C’est dans le sacré d’un lever de soleil
la musique de nos animaux rescapés
et la douleur de ce qui brille

dans tout ce que la lenteur permet
par-dessus mon respir croche

que je laisse le temps
accorder sa guitare
comme du monde  (p.85)

J’ai refermé Chauffer le dehors tout doucement en imaginant une fleur qui se replie quand la chaleur du soleil n’arrive plus à la faire frissonner. Le temps fait son travail, permet de se calmer dans la pâleur du jour et de ressentir un petit pincement au cœur alors qu’on allait esquisser un sourire.

Si vous me cherchez, je suis chez nous
ou quelque part sur Nitassinan,
toutes mes portes et mes fenêtres sont ouvertes

je chauffe le dehors. (p.84)

Des chuchotements, des confidences qui se partagent à voix basse, pour ne pas briser le recueillement.
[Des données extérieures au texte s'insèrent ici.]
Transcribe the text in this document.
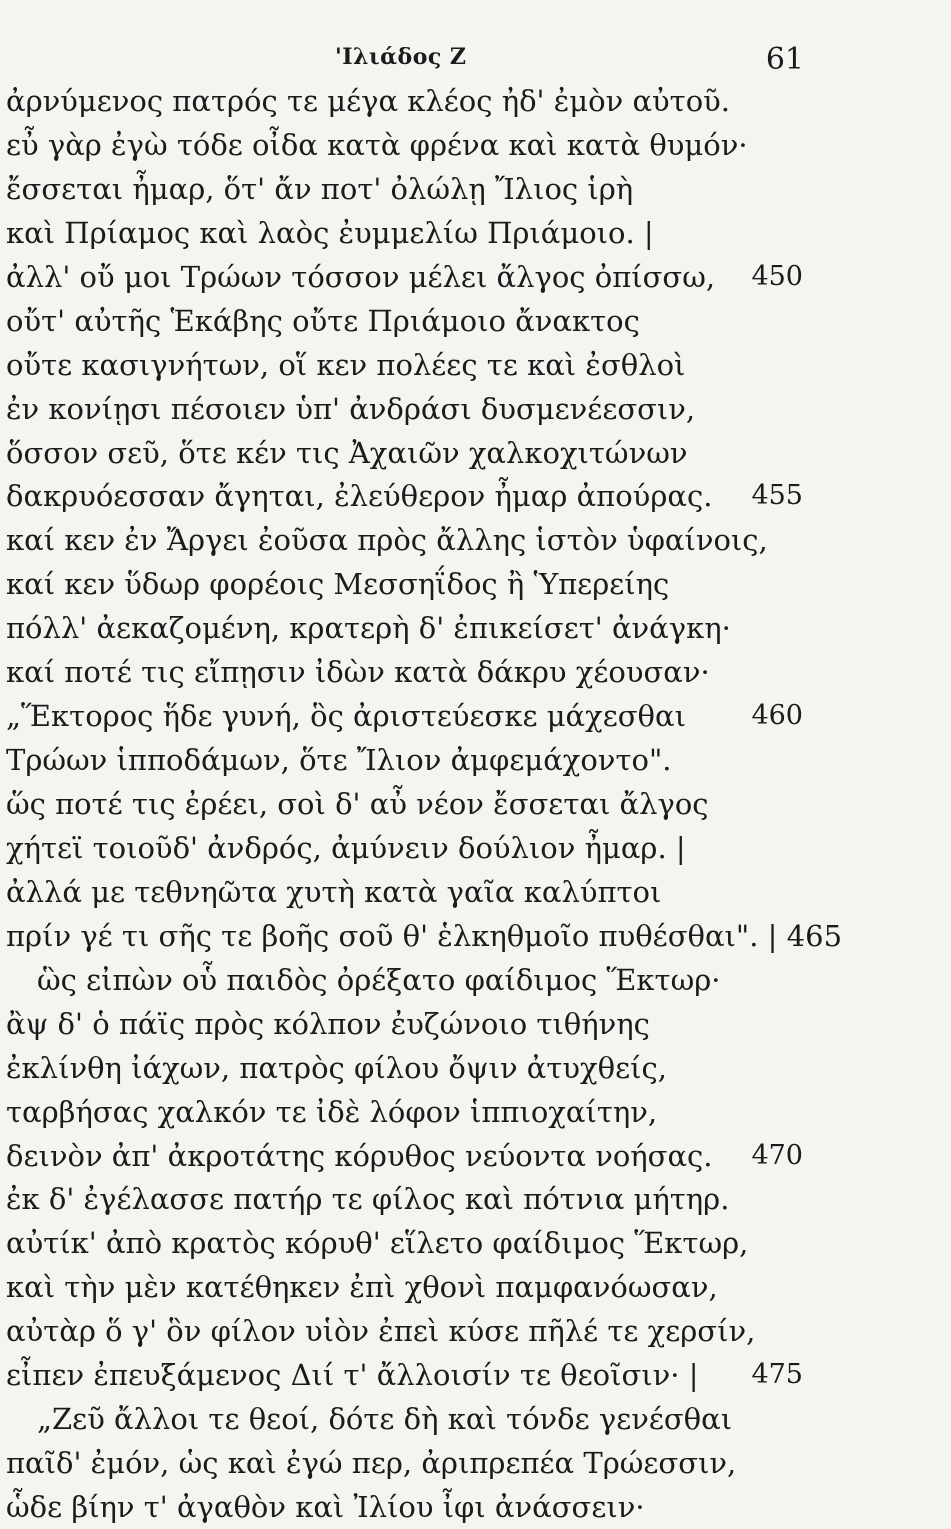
'Ιλιάδος Ζ	61
ἀρνύμενος πατρός τε μέγα κλέος ἠδ' ἐμὸν αὐτοῦ.
εὖ γὰρ ἐγὼ τόδε οἶδα κατὰ φρένα καὶ κατὰ θυμόν·
ἔσσεται ἦμαρ, ὅτ' ἄν ποτ' ὀλώλῃ Ἴλιος ἱρὴ
καὶ Πρίαμος καὶ λαὸς ἐυμμελίω Πριάμοιο. |
ἀλλ' οὔ μοι Τρώων τόσσον μέλει ἄλγος ὀπίσσω, 450
οὔτ' αὐτῆς Ἑκάβης οὔτε Πριάμοιο ἄνακτος
οὔτε κασιγνήτων, οἵ κεν πολέες τε καὶ ἐσθλοὶ
ἐν κονίῃσι πέσοιεν ὑπ' ἀνδράσι δυσμενέεσσιν,
ὅσσον σεῦ, ὅτε κέν τις Ἀχαιῶν χαλκοχιτώνων
δακρυόεσσαν ἄγηται, ἐλεύθερον ἦμαρ ἀπούρας. 455
καί κεν ἐν Ἄργει ἐοῦσα πρὸς ἄλλης ἱστὸν ὑφαίνοις,
καί κεν ὕδωρ φορέοις Μεσσηΐδος ἢ Ὑπερείης
πόλλ' ἀεκαζομένη, κρατερὴ δ' ἐπικείσετ' ἀνάγκη·
καί ποτέ τις εἴπῃσιν ἰδὼν κατὰ δάκρυ χέουσαν·
„Ἕκτορος ἥδε γυνή, ὃς ἀριστεύεσκε μάχεσθαι 460
Τρώων ἱπποδάμων, ὅτε Ἴλιον ἀμφεμάχοντο".
ὥς ποτέ τις ἐρέει, σοὶ δ' αὖ νέον ἔσσεται ἄλγος
χήτεϊ τοιοῦδ' ἀνδρός, ἀμύνειν δούλιον ἦμαρ. |
ἀλλά με τεθνηῶτα χυτὴ κατὰ γαῖα καλύπτοι
πρίν γέ τι σῆς τε βοῆς σοῦ θ' ἑλκηθμοῖο πυθέσθαι". | 465
ὣς εἰπὼν οὗ παιδὸς ὀρέξατο φαίδιμος Ἕκτωρ·
ἂψ δ' ὁ πάϊς πρὸς κόλπον ἐυζώνοιο τιθήνης
ἐκλίνθη ἰάχων, πατρὸς φίλου ὄψιν ἀτυχθείς,
ταρβήσας χαλκόν τε ἰδὲ λόφον ἱππιοχαίτην,
δεινὸν ἀπ' ἀκροτάτης κόρυθος νεύοντα νοήσας. 470
ἐκ δ' ἐγέλασσε πατήρ τε φίλος καὶ πότνια μήτηρ.
αὐτίκ' ἀπὸ κρατὸς κόρυθ' εἵλετο φαίδιμος Ἕκτωρ,
καὶ τὴν μὲν κατέθηκεν ἐπὶ χθονὶ παμφανόωσαν,
αὐτὰρ ὅ γ' ὃν φίλον υἱὸν ἐπεὶ κύσε πῆλέ τε χερσίν,
εἶπεν ἐπευξάμενος Διί τ' ἄλλοισίν τε θεοῖσιν· | 475
„Ζεῦ ἄλλοι τε θεοί, δότε δὴ καὶ τόνδε γενέσθαι
παῖδ' ἐμόν, ὡς καὶ ἐγώ περ, ἀριπρεπέα Τρώεσσιν,
ὧδε βίην τ' ἀγαθὸν καὶ Ἰλίου ἶφι ἀνάσσειν·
Marie-Andrée Gill m’a touché comme ce papillon qui vole de manière imprévisible au chaud de l’été et s’approche pour voir si vous êtres toujours du côté des vivants. Ses images offrent des moments intenses qui vous figent devant leur simplicité. Une façon de respirer autrement malgré la peine qui se transforme lentement en nostalgie que l’on rejette d’un haussement des épaules, quand la vie a fait ce qu’elle devait faire. Certainement le recueil le plus réussi de cette jeune poétesse.


CHAUFFER LE DEHORS, poésie de MARIE-ANDRÉE GILL, publiée chez LA PEUPLADE, 2019, 104 pages, 19,95 $.